The Most Common Causes of Delay
Ethics committees most frequently request revisions for these reasons: consent forms written in language that participants wouldn't understand (too technical, too long), inadequate description of how sensitive data will be stored and protected, insufficient justification for sample size, unclear explanation of risks to participants, and methodology descriptions that don't match the stated research aims.
None of these are surprising concerns. They're all things that a careful researcher would ask. Write your application as if you're answering these questions proactively.
Your Consent Form Is Not for Ethicists
The informed consent form should be written for your target participants, not for the ethics committee. If you're recruiting nurses, write at a professional but non-academic level. If you're recruiting general public, write at approximately an eighth-grade reading level. Ethicists will immediately flag forms that use technical jargon participants won't understand.
Data Protection Must Be Specific
Vague statements ("data will be stored securely") are increasingly insufficient. Be specific: "Data will be stored on an encrypted, password-protected university server. Only the named researchers will have access. Data will be retained for [X years] and then deleted using [method]. Anonymisation will be applied by [specific procedure] before analysis." This level of specificity demonstrates genuine data protection thinking.

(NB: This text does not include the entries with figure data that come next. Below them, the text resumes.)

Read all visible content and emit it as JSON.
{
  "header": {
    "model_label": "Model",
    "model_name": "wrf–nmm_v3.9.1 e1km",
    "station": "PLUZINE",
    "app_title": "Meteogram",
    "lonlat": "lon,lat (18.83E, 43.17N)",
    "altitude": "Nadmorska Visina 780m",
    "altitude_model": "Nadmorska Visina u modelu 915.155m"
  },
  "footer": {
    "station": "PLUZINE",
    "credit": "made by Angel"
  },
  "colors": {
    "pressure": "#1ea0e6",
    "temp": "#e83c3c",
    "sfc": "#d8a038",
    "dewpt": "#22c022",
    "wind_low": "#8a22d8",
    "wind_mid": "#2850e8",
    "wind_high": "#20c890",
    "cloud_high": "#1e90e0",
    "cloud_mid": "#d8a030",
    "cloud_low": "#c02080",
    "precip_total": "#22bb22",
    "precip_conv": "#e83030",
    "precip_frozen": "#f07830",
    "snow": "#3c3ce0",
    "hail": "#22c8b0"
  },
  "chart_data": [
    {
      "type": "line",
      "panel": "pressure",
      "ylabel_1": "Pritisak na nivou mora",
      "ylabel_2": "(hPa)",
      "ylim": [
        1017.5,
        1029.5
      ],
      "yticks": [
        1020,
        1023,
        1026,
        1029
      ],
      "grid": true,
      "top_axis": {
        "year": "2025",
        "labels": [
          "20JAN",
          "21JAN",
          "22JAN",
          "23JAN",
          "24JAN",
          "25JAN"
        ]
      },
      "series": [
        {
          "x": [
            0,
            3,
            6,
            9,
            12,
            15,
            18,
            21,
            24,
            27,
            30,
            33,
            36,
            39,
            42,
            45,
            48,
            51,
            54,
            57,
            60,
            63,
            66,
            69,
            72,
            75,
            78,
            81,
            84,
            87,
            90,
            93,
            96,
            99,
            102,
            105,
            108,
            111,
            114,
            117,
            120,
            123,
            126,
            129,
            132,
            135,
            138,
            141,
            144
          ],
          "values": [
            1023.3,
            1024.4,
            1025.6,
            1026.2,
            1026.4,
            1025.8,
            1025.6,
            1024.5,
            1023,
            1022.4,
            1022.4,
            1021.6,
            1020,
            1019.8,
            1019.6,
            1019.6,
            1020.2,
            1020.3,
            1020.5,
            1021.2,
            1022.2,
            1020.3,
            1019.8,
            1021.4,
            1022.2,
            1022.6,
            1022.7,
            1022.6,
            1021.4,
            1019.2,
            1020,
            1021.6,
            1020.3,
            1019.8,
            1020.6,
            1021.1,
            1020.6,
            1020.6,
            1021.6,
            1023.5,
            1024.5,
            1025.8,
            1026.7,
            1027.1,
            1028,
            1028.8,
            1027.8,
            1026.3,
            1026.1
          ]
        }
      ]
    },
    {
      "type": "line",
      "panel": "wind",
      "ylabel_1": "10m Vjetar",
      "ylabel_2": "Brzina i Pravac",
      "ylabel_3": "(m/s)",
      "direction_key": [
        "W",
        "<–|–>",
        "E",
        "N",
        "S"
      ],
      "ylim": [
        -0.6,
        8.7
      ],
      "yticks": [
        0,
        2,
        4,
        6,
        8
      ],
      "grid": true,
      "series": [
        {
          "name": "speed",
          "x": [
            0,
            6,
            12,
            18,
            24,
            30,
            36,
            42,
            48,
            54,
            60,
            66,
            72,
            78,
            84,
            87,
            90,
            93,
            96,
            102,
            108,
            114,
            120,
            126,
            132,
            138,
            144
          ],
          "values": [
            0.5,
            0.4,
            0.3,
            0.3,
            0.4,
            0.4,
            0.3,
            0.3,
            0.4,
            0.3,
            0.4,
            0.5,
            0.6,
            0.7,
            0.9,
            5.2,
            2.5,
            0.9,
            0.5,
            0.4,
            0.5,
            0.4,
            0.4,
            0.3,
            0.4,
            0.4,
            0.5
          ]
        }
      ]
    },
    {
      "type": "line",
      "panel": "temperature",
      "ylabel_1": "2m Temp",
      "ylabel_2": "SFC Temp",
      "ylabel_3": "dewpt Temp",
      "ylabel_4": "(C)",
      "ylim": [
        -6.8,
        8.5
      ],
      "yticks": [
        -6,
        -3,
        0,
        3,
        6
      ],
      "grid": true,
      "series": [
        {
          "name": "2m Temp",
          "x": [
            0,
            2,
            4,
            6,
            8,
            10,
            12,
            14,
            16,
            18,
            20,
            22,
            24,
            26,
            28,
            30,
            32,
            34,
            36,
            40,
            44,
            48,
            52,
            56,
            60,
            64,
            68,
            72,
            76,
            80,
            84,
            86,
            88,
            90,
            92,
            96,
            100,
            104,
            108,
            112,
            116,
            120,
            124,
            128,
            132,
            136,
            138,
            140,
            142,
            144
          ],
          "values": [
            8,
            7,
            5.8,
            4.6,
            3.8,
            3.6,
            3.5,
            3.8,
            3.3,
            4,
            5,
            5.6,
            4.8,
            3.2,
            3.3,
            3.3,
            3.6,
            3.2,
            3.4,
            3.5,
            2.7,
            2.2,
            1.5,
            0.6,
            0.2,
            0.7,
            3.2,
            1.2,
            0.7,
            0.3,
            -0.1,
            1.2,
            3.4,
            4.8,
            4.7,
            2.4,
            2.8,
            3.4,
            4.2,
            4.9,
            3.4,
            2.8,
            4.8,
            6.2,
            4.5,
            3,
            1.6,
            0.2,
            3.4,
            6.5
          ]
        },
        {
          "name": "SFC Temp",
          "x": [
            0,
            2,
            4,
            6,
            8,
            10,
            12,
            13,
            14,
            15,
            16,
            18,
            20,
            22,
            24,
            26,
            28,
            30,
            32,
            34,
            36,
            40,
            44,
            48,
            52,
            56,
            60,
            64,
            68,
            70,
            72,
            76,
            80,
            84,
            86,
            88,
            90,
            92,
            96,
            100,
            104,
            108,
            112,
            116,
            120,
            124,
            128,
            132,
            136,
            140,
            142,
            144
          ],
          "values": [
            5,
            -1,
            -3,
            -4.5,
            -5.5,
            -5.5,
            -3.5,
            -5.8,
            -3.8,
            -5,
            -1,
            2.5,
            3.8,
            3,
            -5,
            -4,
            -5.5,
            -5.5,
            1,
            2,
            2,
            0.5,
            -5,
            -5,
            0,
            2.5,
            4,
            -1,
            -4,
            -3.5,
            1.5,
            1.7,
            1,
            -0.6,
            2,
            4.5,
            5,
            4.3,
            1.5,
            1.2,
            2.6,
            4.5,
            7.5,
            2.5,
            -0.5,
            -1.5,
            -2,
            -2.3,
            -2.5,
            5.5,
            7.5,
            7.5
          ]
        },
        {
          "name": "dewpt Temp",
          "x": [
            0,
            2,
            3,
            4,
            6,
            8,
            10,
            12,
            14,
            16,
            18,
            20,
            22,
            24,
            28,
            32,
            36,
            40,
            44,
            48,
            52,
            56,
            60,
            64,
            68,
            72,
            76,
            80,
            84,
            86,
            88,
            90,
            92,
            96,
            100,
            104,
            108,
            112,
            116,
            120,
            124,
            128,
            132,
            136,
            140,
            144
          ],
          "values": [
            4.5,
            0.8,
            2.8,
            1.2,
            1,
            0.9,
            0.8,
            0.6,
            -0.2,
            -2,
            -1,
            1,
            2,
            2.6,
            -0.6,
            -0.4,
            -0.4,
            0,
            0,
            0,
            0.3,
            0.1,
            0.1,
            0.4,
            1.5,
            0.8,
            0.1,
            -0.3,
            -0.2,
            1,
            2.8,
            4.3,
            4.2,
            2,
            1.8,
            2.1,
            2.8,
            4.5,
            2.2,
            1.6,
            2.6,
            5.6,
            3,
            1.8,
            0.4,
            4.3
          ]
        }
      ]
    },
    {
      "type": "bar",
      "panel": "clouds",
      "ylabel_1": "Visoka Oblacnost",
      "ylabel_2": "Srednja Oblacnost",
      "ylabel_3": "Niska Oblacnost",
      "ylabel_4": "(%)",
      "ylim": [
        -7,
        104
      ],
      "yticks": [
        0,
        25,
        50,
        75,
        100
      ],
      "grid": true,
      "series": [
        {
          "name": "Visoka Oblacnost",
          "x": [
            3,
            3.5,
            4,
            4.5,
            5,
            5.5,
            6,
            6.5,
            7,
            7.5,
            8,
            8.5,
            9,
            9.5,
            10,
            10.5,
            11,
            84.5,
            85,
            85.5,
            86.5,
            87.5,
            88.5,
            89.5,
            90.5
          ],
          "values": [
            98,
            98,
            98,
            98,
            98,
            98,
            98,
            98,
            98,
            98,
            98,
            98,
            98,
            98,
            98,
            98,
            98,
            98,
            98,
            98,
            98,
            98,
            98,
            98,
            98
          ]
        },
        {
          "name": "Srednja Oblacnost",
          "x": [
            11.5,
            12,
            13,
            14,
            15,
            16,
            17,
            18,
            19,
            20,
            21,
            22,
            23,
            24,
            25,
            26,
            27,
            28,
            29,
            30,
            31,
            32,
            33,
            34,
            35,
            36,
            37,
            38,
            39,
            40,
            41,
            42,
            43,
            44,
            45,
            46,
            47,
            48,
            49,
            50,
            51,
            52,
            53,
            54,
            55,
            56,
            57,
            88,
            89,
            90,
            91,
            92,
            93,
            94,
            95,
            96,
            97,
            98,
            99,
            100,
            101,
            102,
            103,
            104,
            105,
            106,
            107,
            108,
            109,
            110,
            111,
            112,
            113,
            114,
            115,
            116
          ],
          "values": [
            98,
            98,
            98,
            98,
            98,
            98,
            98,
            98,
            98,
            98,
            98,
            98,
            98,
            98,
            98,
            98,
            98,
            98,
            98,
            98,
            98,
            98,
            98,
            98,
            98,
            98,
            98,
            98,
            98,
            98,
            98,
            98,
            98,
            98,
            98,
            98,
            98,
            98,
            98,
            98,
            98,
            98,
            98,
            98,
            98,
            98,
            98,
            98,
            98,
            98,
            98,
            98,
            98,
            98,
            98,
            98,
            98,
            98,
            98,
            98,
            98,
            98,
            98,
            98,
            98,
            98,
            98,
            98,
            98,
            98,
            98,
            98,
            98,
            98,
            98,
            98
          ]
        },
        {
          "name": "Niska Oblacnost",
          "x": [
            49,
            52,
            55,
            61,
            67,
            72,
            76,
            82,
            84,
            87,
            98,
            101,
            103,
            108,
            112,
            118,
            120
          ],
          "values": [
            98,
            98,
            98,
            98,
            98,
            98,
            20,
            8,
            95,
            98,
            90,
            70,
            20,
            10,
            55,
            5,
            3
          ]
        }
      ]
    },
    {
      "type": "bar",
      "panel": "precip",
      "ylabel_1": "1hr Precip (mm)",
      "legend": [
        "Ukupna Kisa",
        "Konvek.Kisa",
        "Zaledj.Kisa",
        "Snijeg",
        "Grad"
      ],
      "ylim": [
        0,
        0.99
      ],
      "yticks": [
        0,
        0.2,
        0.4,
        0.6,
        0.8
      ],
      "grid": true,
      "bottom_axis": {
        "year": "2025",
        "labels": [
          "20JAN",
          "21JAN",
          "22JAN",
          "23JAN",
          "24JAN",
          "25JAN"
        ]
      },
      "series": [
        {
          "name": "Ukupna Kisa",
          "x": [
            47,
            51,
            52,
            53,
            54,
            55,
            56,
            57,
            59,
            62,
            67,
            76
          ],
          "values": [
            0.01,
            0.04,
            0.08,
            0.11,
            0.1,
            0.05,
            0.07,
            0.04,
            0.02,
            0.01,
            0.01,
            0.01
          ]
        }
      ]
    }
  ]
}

Include Your Statistical Rationale
Ethics committees are increasingly asking why you need the sample size you've specified. Including a brief power analysis — even just a sentence or two with a G*Power calculation reference — demonstrates that your sample size is evidence-based rather than arbitrary. Boss Statistics can help you produce a defensible sample size justification for your ethics application.
Respond to Queries Quickly and Completely
When an ethics committee sends queries, the clock pauses until you respond. Researchers who respond within a few days with complete answers — addressing every point rather than just the most convenient ones — see dramatically shorter overall timelines than those who respond slowly or partially.